IT IS an Islamic republic where alcohol is forbidden to 97 per cent of the population and drinkers can face 80 lashes of the whip under holy law – but in a move set to anger religious conservatives, Pakistan is poised to become an exporter of beer.
An official in the Ministry of Commerce in Islamabad told The Times that a ruling this month by its Economic Committee on Trade would allow Pakistan to export beer and spirits from next year. “India would be the largest market for our alcoholic products. It would be exported through non-Muslim enterprises to non-Muslim countries,” the official said.
The change in law, which requires final approval by the Prime Minister, was welcomed today by Sabih-ur-Rehman, a retired army major who runs Murree Brewery, in Rawalpindi, Pakistan. It is licensed to produce beer and spirits for consumption by foreigners and Pakistani minorities, including Christians and Hindus.

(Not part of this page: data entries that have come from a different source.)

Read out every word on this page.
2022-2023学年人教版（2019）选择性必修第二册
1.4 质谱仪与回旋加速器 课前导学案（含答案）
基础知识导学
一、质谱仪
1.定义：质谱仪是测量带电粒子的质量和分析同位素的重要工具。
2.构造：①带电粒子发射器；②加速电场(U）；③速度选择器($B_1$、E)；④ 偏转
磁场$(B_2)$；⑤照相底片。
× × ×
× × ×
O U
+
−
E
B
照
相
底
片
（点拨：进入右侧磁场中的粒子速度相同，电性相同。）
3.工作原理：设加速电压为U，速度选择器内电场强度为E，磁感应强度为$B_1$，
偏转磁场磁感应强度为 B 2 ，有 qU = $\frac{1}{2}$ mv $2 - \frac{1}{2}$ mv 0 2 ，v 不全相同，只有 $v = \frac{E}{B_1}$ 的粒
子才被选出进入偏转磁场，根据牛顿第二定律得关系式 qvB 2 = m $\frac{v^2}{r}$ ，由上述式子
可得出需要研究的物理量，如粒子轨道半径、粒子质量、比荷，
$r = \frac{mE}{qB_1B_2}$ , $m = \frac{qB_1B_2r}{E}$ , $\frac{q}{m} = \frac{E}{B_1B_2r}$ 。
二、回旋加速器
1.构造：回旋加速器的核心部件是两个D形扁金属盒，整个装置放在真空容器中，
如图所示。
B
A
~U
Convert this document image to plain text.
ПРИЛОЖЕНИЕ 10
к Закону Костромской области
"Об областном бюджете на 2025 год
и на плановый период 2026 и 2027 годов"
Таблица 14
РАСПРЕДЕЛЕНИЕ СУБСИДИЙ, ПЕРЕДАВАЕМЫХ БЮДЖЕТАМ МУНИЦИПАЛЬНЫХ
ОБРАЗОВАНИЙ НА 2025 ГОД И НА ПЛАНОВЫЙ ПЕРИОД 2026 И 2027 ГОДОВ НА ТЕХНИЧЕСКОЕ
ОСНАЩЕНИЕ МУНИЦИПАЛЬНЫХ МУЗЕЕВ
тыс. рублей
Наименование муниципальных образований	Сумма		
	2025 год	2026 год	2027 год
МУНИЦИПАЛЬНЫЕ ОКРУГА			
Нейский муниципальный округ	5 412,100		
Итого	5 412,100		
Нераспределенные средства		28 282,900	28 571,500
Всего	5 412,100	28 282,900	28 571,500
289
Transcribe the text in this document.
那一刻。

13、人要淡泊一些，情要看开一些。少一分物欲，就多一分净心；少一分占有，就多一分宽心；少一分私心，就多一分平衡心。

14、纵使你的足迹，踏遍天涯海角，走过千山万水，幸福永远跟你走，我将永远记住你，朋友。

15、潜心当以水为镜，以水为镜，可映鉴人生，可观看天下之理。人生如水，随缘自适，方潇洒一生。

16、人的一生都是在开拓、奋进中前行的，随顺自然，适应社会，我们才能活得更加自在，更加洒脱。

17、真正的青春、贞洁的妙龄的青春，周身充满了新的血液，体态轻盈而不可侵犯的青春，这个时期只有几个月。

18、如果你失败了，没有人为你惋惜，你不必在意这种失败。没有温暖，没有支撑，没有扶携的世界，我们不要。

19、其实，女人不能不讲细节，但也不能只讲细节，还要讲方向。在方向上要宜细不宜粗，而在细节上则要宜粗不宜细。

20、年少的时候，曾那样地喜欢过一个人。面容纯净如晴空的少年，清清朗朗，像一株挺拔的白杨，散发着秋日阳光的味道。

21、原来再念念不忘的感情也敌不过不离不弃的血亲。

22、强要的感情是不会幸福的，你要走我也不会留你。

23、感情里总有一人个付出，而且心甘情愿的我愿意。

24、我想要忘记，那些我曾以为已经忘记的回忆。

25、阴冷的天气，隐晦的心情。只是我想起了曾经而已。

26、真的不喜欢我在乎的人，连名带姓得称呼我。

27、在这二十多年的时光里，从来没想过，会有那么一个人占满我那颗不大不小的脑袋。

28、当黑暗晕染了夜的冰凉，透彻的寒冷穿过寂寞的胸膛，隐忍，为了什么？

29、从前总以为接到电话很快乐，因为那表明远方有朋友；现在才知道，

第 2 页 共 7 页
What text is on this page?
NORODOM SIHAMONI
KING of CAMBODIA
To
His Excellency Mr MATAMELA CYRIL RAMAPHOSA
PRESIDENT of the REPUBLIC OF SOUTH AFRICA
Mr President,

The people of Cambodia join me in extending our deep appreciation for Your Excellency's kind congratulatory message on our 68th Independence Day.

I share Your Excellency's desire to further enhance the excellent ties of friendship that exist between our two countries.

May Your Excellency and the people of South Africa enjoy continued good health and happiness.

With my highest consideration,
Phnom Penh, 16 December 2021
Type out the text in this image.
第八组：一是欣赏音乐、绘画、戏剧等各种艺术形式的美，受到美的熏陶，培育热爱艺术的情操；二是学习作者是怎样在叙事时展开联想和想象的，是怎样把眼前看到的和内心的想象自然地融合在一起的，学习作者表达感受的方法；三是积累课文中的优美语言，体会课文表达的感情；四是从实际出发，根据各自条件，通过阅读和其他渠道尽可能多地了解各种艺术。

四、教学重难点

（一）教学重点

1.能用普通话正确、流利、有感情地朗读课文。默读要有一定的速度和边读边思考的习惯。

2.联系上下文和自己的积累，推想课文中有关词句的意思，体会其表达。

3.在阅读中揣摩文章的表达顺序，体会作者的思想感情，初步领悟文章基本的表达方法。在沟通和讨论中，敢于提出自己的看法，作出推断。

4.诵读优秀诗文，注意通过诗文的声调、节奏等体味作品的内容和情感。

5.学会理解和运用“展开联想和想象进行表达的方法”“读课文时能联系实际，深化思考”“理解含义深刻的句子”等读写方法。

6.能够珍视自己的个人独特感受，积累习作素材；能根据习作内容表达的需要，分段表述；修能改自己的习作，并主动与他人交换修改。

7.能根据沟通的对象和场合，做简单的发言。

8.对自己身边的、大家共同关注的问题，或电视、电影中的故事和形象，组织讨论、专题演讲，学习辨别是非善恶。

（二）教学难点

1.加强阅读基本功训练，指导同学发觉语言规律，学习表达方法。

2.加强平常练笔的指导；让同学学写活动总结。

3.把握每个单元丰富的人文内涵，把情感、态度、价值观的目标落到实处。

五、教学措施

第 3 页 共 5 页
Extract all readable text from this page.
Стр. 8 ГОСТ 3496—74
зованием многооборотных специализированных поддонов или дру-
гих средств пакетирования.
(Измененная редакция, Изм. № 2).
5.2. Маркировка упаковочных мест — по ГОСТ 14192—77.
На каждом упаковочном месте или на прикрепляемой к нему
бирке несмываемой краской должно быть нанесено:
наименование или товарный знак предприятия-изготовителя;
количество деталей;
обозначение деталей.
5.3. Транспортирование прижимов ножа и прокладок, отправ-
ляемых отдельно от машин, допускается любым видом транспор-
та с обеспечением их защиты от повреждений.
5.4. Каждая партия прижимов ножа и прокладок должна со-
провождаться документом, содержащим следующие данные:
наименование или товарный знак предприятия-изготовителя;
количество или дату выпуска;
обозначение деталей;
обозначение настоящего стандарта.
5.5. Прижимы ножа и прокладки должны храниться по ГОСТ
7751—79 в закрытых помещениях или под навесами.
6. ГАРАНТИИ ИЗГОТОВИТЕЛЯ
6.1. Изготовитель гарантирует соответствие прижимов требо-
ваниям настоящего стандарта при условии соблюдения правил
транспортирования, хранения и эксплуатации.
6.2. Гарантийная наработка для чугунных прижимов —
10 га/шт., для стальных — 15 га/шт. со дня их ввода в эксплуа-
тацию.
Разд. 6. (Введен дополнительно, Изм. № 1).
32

The owners of Murree Brewery say that demand for their beer is growing. Picture: AP“The sky is the limit. If we get the permission we plan to distribute everywhere,” he said. Alcohol exports were banned by Pakistan in 1977 by the then Prime Minister Zulfikar Ali Bhutto, the father of Benazir Bhutto, in a move to favor Islamist groups. “Pakistan is known for a lot of bad things but it is time for us to be known for some good things too, like our beer,” Isphanyar Bhandara, whose family owns the brewery, said. Under Pakistani law, drinking alcohol is illegal for Muslims – who make up 97 per cent of the country’s 173 million people – although no one has been lashed for drinking since the 1980s.